The passage of time doesn’t seem to have dulled interest in Lennon, perhaps because he so deftly presented a variety of faces to the public, many of them driven by irrepressible wit and sustained artistic rebelliousness. And unlike many other pop-world phenoms, Lennon’s musical talents seem to have expanded and deepened as he grew older.
Nowhere Boy, a look at Lennon’s pre-Beatle years in Liverpool, is a welcome but slightly odd addition to Lennon lore. Welcome because it tells one of the less familiar parts of the Lennon story. Odd because it mixes giddy rock energies with serious family drama as it introduces us to a pitched psychological battle between the two most important women in young Lennon’s life.
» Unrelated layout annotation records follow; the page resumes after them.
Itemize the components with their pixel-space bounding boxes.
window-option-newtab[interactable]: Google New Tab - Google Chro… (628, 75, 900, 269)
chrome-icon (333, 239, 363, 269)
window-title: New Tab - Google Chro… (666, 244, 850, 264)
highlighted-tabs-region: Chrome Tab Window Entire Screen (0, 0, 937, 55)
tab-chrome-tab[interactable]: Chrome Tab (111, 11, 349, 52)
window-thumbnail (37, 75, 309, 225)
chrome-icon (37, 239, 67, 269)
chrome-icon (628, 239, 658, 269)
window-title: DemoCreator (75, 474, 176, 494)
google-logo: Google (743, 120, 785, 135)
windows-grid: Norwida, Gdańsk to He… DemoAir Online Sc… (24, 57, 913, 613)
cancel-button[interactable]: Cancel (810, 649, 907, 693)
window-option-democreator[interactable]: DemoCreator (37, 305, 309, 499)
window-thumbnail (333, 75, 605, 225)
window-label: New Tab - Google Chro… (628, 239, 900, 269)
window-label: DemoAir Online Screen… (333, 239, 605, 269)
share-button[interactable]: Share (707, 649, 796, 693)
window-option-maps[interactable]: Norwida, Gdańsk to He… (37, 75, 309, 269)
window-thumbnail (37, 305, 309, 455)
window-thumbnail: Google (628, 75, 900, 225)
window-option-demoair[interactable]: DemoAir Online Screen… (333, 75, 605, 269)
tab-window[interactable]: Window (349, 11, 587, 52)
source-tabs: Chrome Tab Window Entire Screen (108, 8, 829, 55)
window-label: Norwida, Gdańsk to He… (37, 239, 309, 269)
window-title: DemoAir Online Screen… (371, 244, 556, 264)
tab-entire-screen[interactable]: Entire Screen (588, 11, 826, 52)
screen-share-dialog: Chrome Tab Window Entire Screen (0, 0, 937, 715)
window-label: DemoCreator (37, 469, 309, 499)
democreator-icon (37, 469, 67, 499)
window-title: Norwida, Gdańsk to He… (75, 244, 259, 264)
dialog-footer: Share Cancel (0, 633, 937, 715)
Lennon (Aaron Johnson) lived with his aunt Mimi (Kristen Scott Thomas), but frequently visited his mother (Anne-Marie Duff).
Lennon often found himself at odds with his straitlaced aunt Mimi, particularly after the death of her husband (David Threlfall), an uncle who liked to tipple and who seemed a little too eager to share in Lennon's adolescence. Unlike her sister, Lennon's mother encouraged her son's rebelliousness, and, at least according to this movie, sparked Lennon’s interest in rock. Lennon’s mother, we’re told, first told him that at heart, rock ‘n roll is about sex.
Nowhere Boy is a complicated family story with nuances best discovered in a theater. Know, though, that director Sam Taylor-Wood, working from a script by Matt Greenhalgh, touches the significant points of Lennon’s musical development even as we're immersed in the young man’s fragmented family torments.
I won’t say that Taylor-Wood has solved the problem of how to introduce Lennon landmarks, but they are introduced. We’re witness to Lennon’s introduction to rock ‘n roll; his discovery of Elvis; his acquisition of a first guitar; his early gigs with the “skiffle” group, The Quarrymen; and his eventual departure for the clubs of Hamburg, the cradle where the Beatles really were formed.
Based on a memoir written by Julia Baird, one of Lennon’s half sisters, the gist of the movie presumably rings true, and both Scott Thomas and Duff give fine performances in roles that gradually veer away from the outlines of caricature. Scott Thomas’ Mimi was ferociously responsible; Duff’s Julia was flighty and flirtatious, hovering on the border of inappropriateness, even with the son she obviously adored. It’s as if it took both sisters to make a whole woman.
Johnson manages a neat trick. At times, he looks a bit like Lennon; other times, not so much. But he captures Lennon’s engaging impertinence and budding talent. Equally good is Thomas Brodie Sangster, who plays the young Paul McCartney and in whom we see traces of the soon-to-be-born Beatle.
Of course, the movie is informed by everything that followed in the wake of Lennon’s adolescence, namely the phenomenal rise of the Beatles, but a variety of family photographs – real ones shown with the end credits – are as poignant as anything in the movie. They made me wish that a 70-year-old Lennon were still around to tell us what he thought of those formative Liverpool years.
It’s not only the ascendance of the Beatles, but the loss of Lennon that echoes throughout this small and sometimes telling movie. Maybe that’s why Nowhere Boy's frequent attempts at buoyancy can't entirely mask its deep and underlying sadness.